EXPLORATION TOURS IN THE RUINS
The atmosphere with the wildly overgrown nature in the ruins fascinated Empress Elisabeth and her daughter so much that they returned just one year later: And there, the noble ladies rented almost the entire castle hotel for the month of April. The two explored “the old, ephemeral castle” and the Odenwald forest extensively. Mother and daughter enjoyed their freedom from court protocol and their undisturbed life to the fullest. Marie Valerie raved in her diary: “It is so beautiful here, so heavenly beautiful…” The empress and her daughter only left when Elisabeth’s sciatica became so unbearable that she had to seek treatment in Amsterdam. She visited Heidelberg for the last time in 1890. The empress stayed at the Hotel am Schloss for five days with her daughter and her fiancé, Archduke Franz Salvator. They visit their favorite places and look down on the Neckar River. The sadness of the occasion is particularly evident in Valerie’s words: “We said to each other with melancholy that we might never see this incomparable and beloved sight together again.”

THE MAGIC OF THE CASTLE
The emperor’s daughter Marie Valerie describes many of her experiences at the castle in Heidelberg in her diary: “We crawled into every nook and cranny and climbed every tower, every bay window, even the dizzying heights, because when Franz holds me, there is nothing to fear, and we admired anew the beauty of this unique building, which has no equal in the world, especially when spring has woven its shimmering bridal gown around the hills and the old town, and fragrant lilacs and wallflowers bloom from every crack and crevice of the red sandstone building.

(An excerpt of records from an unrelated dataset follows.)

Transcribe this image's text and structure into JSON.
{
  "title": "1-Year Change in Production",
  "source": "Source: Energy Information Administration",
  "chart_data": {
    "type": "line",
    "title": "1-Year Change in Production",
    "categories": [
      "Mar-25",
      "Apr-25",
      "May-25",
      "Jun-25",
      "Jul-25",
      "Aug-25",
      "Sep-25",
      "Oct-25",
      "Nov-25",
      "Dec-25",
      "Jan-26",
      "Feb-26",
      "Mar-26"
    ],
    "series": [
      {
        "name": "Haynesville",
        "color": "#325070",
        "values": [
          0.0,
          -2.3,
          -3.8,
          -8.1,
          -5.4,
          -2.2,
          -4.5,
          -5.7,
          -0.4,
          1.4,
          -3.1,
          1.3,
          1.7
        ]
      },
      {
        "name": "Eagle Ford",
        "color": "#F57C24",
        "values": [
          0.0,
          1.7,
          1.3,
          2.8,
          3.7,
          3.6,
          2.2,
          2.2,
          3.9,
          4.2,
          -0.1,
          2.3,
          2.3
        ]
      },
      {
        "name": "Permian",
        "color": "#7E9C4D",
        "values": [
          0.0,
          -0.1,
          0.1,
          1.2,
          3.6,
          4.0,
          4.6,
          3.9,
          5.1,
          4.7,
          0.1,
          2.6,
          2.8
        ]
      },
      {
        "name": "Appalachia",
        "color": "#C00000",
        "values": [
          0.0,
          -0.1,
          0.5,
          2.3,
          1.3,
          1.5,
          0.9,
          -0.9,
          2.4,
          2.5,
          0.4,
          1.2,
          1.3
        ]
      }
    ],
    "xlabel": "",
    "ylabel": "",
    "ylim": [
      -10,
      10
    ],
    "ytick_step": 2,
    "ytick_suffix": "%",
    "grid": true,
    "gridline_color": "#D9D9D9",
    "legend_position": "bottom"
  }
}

After we had examined every stone, admired every view, and refreshed every memory, we returned to the hotel tired and dusty and waited to see if the moon would decide to break through the clouds that had covered the sky all day. Finally, a bright silver glow shone over the Gaisberg, and so the three of us went down again and waited on a bench in the castle garden until the full moon stood brightly in the sky and its mild light poured over the mighty, ivy-covered walls. Then we went into the castle courtyard and onto the terrace and let the silver glow shine brightly on us through the burnt-out windows of the Otto-Heinrichsbau. It shimmered on the bull’s-eye windows of the central wing, and the deep shadows and slender figures of the statues rising from the roofless walls looked ghostly. We didn’t go home until 10 o’clock.”

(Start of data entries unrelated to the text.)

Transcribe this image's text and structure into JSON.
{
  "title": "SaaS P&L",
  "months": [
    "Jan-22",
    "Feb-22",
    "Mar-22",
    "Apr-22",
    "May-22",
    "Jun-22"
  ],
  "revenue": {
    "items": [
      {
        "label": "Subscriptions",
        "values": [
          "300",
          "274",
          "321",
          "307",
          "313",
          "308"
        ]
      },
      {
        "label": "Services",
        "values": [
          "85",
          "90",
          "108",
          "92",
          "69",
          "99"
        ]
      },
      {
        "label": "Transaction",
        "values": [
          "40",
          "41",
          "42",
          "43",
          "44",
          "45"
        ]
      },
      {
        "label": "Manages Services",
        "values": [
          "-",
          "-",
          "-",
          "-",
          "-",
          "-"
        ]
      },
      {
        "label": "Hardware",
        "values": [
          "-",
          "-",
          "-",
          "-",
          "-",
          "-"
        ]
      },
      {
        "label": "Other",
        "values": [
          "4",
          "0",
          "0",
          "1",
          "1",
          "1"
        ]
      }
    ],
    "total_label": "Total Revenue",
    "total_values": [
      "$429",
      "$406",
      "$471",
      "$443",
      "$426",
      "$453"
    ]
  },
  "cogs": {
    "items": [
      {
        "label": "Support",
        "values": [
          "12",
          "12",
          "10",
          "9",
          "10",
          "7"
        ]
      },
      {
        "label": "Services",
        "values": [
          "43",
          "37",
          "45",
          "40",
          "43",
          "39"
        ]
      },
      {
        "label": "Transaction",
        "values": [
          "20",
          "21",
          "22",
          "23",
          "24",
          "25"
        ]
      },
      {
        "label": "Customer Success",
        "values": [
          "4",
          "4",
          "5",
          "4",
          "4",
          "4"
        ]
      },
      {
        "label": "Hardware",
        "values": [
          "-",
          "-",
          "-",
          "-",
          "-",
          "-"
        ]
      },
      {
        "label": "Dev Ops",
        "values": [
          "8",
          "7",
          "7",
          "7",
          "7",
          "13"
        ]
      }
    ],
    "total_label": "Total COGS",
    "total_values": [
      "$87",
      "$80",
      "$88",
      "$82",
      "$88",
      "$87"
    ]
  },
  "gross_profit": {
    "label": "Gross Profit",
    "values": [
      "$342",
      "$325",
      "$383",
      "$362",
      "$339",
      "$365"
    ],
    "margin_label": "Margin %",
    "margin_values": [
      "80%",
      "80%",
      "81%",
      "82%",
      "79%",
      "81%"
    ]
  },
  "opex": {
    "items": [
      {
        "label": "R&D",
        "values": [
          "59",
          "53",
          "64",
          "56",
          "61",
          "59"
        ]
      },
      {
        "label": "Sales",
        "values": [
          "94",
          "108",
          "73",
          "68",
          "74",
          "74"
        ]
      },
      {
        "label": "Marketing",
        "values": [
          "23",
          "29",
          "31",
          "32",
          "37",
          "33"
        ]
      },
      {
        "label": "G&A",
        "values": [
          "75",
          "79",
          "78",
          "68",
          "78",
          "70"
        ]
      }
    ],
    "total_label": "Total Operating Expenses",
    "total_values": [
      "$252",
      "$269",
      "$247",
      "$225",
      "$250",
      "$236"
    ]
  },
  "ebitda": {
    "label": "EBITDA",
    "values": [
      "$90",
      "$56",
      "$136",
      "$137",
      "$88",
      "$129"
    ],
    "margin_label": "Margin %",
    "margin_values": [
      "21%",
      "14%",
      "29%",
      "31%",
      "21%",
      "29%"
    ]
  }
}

THEMATIC TOUR: EMPRESS SISSI GOES FOR A WALK
Even at the end of the 19th century, when tourism was still in its infancy, Heidelberg with its picturesque castle ruins was a popular destination, but the way up to the castle was arduous: Now, using the latest engineering techniques, a mountain railway was built and summer visitors could reach their destination with ease. Empress Sissi also spent a few days in Heidelberg – and it is rumored that she herself was spotted on the mountain railway.

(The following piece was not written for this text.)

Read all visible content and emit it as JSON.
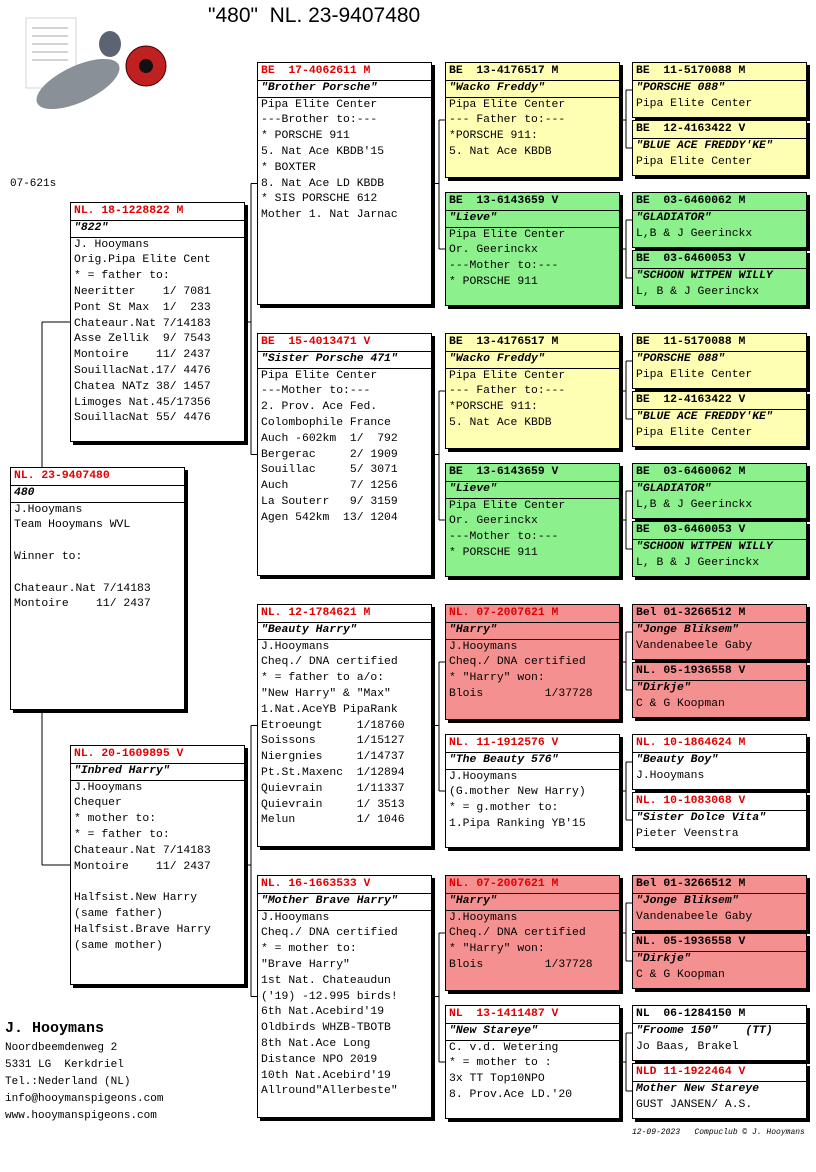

EMPRESS ELISABETH OF AUSTRIA
Elisabeth Amalia Eugenie was born on December 24, 1837, as the second daughter of Duke Max Joseph in Bavaria (1808–1888) and Princess Ludovika Wilhelmine (1808–1892). She grew up in the Herzog-Max-Palais in Munich and, during the summer months, in Possenhofen Palace on Lake Starnberg. In 1853, Emperor Franz Joseph of Austria (1830–1916) became engaged to her, preferring the 16-year-old Elisabeth to her older sister Helene. Less than a year after her wedding, the young empress gave birth to her first daughter, who died at the age of two during a trip through Hungary. This stroke of fate was the first in a series of many. Life at court, with all its etiquette, was always unpleasant for “Sissi.” She used her many trips, which often followed a recommendation for a cure, to escape from court life. Several times, these took her to Heidelberg, where she always stayed at the Schlosshotel with her youngest daughter Valerie and explored the area from there. Her carefree travels ended after the suicide of her son Rudolf in 1889, and she returned to Heidelberg only once more, in 1890. A tragic event ended her life: on September 10, 1898, she was murdered in Geneva by an Italian anarchist.